AGF Belgium, a member of Germany’s Allianz Group, announced that it will sell its banking Unit to ING Belgium, a subsidiary of the Netherlands’ ING Group “in order to refocus on its core business.” The announcement did not indicate the purchase price.
AGF said it would concentrate on life insurance and property and casualty insurance and plans to “optimise its allocation of capital,” as the sale will “allow AGF Group to reduce by 45 million euros [$ 50.1 million] the capital allocated to the Belgium activities.”
“Until now, AGF Belgium Bank has supported AGF Belgium’s activities by distributing banking products and services through a network of 250 independent agents,” said a company announcement on the Allianz Web site. “As of December 31, 2002 AGF Belgium Bank had savings deposits of 536 million euros [$605.7 million] and 333 million euros [$376.3 million] in outstanding loans, including 268 million euros [$302.85 million] in mortgage loans. The Bank posted a small loss in 2002.”
The bulletin indicated, however, that, although banking products will remain an “integral part of AGF’s strategy, maintaining control of AGF Belgium Bank is no longer warranted.

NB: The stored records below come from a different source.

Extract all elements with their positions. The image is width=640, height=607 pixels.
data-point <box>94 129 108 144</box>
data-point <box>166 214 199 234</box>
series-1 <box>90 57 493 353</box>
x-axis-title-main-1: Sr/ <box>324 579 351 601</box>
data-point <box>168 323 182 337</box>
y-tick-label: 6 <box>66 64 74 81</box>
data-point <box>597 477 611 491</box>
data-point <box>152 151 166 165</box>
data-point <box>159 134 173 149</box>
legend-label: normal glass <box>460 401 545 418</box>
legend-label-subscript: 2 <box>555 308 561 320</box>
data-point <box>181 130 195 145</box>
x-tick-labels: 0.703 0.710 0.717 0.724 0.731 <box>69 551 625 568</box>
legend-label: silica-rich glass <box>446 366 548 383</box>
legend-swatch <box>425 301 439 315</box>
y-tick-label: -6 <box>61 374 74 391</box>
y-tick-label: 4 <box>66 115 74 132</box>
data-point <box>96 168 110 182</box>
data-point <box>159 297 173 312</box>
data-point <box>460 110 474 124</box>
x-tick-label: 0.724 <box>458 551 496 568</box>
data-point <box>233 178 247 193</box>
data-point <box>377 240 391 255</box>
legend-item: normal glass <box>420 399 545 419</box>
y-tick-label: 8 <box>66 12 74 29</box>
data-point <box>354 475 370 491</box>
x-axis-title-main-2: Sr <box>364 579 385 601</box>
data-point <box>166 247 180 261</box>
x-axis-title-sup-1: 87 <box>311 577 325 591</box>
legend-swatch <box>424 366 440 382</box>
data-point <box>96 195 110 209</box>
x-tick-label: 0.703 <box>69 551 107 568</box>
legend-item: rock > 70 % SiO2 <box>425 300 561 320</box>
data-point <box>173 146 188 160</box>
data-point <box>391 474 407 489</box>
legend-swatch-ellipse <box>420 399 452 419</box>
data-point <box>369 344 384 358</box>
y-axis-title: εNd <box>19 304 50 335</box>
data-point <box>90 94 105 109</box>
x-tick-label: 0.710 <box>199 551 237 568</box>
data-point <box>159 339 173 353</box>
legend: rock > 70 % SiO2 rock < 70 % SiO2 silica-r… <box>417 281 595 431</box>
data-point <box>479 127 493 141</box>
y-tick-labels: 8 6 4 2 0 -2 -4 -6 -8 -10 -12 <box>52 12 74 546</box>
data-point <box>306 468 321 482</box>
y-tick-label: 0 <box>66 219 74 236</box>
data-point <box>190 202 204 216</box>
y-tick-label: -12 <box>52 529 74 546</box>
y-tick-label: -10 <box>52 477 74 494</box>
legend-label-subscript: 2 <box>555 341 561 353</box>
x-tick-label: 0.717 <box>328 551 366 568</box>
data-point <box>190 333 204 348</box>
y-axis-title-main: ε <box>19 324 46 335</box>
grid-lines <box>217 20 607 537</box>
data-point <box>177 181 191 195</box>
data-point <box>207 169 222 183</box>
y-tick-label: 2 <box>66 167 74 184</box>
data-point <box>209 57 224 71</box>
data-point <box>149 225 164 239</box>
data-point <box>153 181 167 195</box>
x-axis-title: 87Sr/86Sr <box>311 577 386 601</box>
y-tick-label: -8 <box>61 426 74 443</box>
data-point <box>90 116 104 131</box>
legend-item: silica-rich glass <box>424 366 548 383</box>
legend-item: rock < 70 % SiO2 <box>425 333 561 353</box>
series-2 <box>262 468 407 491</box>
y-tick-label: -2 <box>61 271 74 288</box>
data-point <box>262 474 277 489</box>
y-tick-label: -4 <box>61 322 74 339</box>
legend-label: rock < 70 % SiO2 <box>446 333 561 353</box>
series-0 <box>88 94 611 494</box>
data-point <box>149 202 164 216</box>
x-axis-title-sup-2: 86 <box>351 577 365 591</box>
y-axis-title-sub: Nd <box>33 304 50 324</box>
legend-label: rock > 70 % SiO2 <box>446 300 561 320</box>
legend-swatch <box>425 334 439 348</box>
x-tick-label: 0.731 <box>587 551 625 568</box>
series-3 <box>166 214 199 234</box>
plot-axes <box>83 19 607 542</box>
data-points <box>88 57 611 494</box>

Moreover, AGF Belgium Bank did not have the necessary critical mass.”
AGF stressed that in selling the operation to ING it had chosen “a partner for its banking arm that shares its vision of support to an independent brokerage network and offers a high-quality range of banking services to that network.” The announcement also indicated that “AGF Belgium Bank’s activities will be merged with Record, the second-largest Belgian banking division of the ING Group. As a savings bank, Record does not distribute or promote insurance products.”
The transaction is conditioned upon receipt of the requisite regulatory approvals by Dutch and Belgian authorities.